The meta-analyses performed by Bavishi 7 also had similar conclusions. However, the risk of cerebrovascular disease and shorter antiplatelet therapy sessions were not considered. Fewer tests were also conducted. The meta-analyses performed by Palmerini 9 also had similar conclusions. However, this article is a network meta-analysis. It is uncertain whether the results were obtained from a direct comparison or indirect comparison. The sample size of ACS patients and the credibility of the results are also uncertain.

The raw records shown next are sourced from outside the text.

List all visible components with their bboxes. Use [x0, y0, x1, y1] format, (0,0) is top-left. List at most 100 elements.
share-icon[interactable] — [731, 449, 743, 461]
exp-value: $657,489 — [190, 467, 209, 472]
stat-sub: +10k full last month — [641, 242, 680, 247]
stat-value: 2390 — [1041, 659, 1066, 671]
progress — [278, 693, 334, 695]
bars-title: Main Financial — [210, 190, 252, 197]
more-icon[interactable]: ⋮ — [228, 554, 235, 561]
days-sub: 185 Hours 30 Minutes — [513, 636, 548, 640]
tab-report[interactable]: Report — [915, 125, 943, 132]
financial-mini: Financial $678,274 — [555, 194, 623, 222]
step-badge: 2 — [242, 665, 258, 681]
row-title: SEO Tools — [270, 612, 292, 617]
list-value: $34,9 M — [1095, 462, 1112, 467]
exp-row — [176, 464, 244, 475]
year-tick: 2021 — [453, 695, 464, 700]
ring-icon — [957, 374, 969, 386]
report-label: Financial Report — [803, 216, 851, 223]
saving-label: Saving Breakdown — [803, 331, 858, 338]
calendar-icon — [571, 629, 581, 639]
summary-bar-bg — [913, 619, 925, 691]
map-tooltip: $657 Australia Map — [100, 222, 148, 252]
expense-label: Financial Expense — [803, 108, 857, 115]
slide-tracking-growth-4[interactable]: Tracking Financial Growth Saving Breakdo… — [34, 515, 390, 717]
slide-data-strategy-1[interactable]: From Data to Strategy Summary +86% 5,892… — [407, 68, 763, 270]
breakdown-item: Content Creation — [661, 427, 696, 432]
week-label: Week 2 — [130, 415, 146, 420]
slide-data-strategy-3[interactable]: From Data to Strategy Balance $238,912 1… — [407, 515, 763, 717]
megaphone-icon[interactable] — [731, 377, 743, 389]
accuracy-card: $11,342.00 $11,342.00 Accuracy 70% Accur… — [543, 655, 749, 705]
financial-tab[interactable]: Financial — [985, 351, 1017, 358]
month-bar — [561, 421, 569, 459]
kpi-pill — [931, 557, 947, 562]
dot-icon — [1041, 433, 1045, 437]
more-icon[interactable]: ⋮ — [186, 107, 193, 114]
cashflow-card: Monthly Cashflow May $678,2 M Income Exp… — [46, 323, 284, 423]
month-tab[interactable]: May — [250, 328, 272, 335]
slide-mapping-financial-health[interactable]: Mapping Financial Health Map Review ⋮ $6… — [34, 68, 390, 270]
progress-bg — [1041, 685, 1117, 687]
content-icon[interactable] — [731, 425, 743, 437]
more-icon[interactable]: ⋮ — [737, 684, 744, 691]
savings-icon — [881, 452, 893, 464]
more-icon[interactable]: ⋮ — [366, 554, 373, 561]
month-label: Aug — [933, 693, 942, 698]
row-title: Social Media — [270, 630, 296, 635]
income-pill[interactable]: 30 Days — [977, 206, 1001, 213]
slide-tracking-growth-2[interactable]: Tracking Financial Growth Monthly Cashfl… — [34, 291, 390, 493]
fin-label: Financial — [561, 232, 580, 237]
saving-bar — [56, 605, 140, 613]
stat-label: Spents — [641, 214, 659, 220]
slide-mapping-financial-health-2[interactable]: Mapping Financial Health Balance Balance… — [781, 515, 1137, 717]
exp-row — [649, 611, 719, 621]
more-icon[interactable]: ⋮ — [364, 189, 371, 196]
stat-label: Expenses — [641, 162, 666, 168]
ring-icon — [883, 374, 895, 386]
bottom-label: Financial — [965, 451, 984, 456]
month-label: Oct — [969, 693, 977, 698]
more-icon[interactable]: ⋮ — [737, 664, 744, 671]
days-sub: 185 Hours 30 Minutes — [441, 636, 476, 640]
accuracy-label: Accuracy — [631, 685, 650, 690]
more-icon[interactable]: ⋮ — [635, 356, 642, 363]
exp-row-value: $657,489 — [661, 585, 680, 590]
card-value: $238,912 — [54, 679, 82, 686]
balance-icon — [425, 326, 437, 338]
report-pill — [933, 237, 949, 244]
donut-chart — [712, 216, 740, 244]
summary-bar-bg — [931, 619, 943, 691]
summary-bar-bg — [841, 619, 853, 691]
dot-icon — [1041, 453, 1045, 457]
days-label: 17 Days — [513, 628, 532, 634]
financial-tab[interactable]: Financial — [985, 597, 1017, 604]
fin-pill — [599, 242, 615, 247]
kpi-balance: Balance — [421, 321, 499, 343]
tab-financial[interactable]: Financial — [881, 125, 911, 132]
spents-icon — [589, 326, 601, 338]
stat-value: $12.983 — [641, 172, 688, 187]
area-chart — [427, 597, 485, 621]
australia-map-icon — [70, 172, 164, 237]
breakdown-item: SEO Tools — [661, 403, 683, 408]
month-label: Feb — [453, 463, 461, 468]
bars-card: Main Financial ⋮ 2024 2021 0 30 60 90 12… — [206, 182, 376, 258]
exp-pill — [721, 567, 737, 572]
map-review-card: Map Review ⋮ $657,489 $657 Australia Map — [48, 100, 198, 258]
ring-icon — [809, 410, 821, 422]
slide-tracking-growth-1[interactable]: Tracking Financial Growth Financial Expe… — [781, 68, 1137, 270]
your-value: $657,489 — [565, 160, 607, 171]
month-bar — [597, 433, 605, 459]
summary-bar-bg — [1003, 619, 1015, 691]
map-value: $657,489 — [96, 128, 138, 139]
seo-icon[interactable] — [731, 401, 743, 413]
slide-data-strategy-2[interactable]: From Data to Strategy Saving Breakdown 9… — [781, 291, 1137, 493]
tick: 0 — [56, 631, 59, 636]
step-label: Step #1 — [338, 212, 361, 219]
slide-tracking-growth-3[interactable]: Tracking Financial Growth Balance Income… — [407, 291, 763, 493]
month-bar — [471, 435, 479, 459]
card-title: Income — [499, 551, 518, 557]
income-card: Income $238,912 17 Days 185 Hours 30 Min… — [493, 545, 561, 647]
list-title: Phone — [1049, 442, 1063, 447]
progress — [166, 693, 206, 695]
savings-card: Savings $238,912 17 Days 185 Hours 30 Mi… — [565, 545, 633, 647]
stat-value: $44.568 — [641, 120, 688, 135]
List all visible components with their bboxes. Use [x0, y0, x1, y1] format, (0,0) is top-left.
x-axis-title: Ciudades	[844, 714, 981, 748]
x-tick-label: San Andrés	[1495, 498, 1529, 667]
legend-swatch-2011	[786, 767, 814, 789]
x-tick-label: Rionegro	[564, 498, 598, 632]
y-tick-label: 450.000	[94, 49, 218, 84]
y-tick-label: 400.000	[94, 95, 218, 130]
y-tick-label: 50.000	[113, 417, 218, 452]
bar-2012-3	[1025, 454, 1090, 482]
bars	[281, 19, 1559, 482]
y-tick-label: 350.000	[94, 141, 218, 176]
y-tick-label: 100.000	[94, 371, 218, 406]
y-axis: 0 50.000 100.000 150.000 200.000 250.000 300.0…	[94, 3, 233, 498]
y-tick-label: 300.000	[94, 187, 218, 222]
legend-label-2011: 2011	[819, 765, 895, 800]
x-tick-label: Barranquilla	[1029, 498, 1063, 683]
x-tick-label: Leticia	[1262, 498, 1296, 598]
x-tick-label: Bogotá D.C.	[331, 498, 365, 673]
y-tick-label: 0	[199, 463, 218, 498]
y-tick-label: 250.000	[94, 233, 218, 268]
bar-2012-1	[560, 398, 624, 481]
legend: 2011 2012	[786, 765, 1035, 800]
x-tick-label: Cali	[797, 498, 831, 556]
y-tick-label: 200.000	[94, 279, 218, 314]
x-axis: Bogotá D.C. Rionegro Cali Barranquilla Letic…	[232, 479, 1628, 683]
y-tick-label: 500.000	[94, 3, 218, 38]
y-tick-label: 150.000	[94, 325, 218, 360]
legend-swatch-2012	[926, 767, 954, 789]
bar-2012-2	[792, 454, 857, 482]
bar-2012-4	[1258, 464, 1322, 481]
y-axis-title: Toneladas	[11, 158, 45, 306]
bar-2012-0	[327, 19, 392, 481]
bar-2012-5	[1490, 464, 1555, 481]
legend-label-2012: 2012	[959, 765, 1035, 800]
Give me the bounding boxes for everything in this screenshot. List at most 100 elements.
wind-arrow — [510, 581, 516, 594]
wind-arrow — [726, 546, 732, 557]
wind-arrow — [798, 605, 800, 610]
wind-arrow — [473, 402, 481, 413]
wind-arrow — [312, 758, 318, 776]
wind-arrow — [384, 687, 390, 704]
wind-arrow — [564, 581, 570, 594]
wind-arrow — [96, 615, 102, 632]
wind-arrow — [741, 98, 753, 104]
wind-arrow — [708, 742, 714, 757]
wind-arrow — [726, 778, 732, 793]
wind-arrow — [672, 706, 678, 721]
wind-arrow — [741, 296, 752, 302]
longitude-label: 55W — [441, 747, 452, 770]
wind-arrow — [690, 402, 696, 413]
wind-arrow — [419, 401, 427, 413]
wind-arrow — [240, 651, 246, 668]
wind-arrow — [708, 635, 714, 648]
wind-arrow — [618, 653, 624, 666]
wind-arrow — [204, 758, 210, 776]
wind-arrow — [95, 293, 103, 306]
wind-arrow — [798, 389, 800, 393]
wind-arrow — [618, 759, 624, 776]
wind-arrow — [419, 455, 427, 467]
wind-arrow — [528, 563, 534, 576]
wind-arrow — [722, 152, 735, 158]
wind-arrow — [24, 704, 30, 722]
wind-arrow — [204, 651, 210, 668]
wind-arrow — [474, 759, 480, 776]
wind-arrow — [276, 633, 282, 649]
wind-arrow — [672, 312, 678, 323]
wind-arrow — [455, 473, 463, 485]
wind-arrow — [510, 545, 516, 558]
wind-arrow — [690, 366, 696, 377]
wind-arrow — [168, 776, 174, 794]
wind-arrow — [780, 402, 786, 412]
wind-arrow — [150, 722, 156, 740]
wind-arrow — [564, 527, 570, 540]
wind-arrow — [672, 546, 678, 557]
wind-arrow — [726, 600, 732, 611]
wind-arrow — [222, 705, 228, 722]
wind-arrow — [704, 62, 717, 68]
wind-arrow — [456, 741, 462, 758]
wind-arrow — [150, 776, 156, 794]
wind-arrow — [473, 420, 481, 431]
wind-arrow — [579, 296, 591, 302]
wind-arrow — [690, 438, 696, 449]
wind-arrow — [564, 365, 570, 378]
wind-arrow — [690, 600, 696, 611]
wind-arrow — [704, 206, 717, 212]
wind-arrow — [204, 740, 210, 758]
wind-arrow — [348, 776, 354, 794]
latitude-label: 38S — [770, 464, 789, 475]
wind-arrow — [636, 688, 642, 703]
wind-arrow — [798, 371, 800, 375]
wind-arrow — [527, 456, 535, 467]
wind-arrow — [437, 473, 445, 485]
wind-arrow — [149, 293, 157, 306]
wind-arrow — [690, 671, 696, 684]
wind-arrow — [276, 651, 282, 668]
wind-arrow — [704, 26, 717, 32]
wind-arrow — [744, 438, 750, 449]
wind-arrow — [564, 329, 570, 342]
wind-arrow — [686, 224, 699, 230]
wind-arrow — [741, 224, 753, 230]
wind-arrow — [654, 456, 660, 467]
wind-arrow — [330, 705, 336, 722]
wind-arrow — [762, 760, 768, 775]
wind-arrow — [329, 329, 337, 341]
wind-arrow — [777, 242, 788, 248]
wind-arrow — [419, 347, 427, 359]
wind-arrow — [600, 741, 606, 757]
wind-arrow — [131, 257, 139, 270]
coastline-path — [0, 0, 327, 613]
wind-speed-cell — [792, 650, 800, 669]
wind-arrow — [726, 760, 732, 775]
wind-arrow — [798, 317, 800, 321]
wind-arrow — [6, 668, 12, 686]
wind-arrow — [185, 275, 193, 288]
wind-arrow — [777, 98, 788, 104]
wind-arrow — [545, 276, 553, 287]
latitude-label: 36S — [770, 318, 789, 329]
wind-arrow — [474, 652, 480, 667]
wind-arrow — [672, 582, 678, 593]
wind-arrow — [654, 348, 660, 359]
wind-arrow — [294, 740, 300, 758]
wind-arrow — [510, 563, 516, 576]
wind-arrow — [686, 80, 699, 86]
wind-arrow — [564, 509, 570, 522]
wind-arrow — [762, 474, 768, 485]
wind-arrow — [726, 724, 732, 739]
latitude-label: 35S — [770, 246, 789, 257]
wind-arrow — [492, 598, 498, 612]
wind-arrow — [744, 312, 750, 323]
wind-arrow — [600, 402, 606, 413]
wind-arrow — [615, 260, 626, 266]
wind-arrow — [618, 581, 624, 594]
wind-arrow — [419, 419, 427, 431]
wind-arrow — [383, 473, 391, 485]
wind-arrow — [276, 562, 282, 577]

The present meta-analysis had some limitations. The sample size was small, and the inclusion test did not describe the criteria for evaluating ACS patients. However, this study provides comprehensive evidence for a future study on DAPT in patients with ACS who are undergoing DES implantation. All involved trials were rated as high quality studies based on the Jadad score standard. The heterogeneity test revealed high homogeneity, and the sensitivity analysis and subgroup analysis revealed good stability. Thus, the meta-analysis was highly reliable.
Conclusion
Overall, the ≤6-month and ≥12-month DAPT were not different among patients with ACS based on the primary endpoint. DAPT could be reduced to 6 months or even 3 months without increasing the risk of cardiovascular and cerebrovascular events in patients with ACS who are undergoing DES implantation.